A user doesn't get to choose this on a row-by-row basis. She chooses how the data will be merged, and this logic is applied to the entire data set.

In a similar application I worked on that used MySQL, I used the "LOAD DATA INFILE" function, with the "REPLACE" or "IGNORE" option. But I don't know how to do this with SQL Server/T-SQL.

Any solution needs to be efficient enough to handle the fact that TableA has millions of rows, and #TableB (the new data set) may have 10k-20k rows.

I googled for something like a "Merge" command (something that seems to be supported for SQL Server 2008), but I only have access to SQL Server 2005.

In rough pseudocode, I need something like this:

If user selects option 1: [I'm all set here - I have this working]

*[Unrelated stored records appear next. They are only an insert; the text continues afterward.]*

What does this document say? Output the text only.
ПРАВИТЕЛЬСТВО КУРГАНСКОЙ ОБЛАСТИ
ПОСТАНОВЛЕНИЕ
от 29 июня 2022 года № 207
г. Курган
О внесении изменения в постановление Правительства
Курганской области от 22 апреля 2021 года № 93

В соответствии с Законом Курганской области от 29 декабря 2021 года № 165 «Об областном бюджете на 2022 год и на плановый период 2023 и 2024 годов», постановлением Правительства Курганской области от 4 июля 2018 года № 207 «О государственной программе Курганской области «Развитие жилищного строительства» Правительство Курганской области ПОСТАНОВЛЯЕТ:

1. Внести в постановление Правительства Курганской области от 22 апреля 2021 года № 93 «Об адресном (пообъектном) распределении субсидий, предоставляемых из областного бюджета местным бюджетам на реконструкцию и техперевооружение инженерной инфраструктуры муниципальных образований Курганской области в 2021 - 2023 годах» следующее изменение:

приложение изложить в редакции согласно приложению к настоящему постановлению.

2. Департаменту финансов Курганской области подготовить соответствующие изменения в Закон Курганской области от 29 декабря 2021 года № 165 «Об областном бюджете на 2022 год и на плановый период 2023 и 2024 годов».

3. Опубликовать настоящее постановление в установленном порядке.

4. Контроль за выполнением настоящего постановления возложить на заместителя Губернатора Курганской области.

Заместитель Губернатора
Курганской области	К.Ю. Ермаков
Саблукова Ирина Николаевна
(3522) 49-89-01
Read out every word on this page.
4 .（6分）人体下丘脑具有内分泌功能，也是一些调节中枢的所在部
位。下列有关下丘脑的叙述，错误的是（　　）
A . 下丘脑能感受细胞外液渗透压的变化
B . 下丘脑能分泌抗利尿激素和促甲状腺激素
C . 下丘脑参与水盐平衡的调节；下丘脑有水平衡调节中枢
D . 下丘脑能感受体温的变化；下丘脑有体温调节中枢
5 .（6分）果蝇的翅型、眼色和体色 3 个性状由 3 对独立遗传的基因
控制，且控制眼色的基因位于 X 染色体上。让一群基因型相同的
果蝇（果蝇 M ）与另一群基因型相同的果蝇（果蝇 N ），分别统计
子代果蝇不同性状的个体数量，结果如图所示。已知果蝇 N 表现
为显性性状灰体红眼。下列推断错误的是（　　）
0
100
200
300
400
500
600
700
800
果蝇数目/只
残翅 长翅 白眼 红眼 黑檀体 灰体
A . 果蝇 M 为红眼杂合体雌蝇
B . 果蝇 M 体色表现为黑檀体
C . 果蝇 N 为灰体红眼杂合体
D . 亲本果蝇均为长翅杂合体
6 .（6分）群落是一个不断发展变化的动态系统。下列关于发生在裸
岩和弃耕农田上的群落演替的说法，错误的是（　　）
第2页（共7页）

If user selects option 2 (replace):

merge into TableA as Target
using #TableB as Source
 on TableA.id=#TableB.id
when matched then 
 update row in TableA with row from #TableB
when not matched then
 insert row from #TableB into TableA

If user selects option 3 (preserve):

merge into TableA as Target
using #TableB as Source
 on TableA.id=#TableB.id
when matched then 
 do nothing
when not matched then
 insert row from #TableB into TableA
A: 

Getting the new date in is fairly easy, you can do it in a set with a left join

The update should be also fairly straight forward as you can also do it in a set

The tricky part is getting the transactions right, its complicated enough getting it right for 1 row.

Sam Saffron
+2  A: 

How about this?

option 2:

begin tran;
delete from tablea where exists (select 1 from tableb where tablea.id=tableb.id);
insert into tablea select * from tableb;
commit tran;

option 3:

begin tran;
delete from tableb where exists (select 1 from tablea where tablea.id=tableb.id);
insert into tablea select * from tableb;
commit tran;

As for performance, so long as the id field(s) in tablea (the big table) are indexed, you should be fine.

Chris
Chris, This solution works perfectly. However, I'm way too much a SQL novice to be able to evaluate whether it's efficient. For example, in this statement - "delete from tablea where exists (select 1 from tableb where tablea.id=tableb.id)" - does that sub-select statement get executed once for every row in tableA? If tableA has 5m rows, does that mean this statement executes 5m sub-selects?In any case, many thanks for a solution that solves the problem!
mattstuehler
In my experience, the 'where exists' sql will be quicker than 'where x in (select id from tableb)' which is your other option. And the latter 'in' sql looks like it does one query, which you'd think is quick, right? Anyway, i'd just give it a try and see how long it takes.
Chris
This solution is fairly expensive as it may cause a bunch of indexes to rebuild even if no data changes. under concurrent usage you will probably get deadlocks and primary key violations.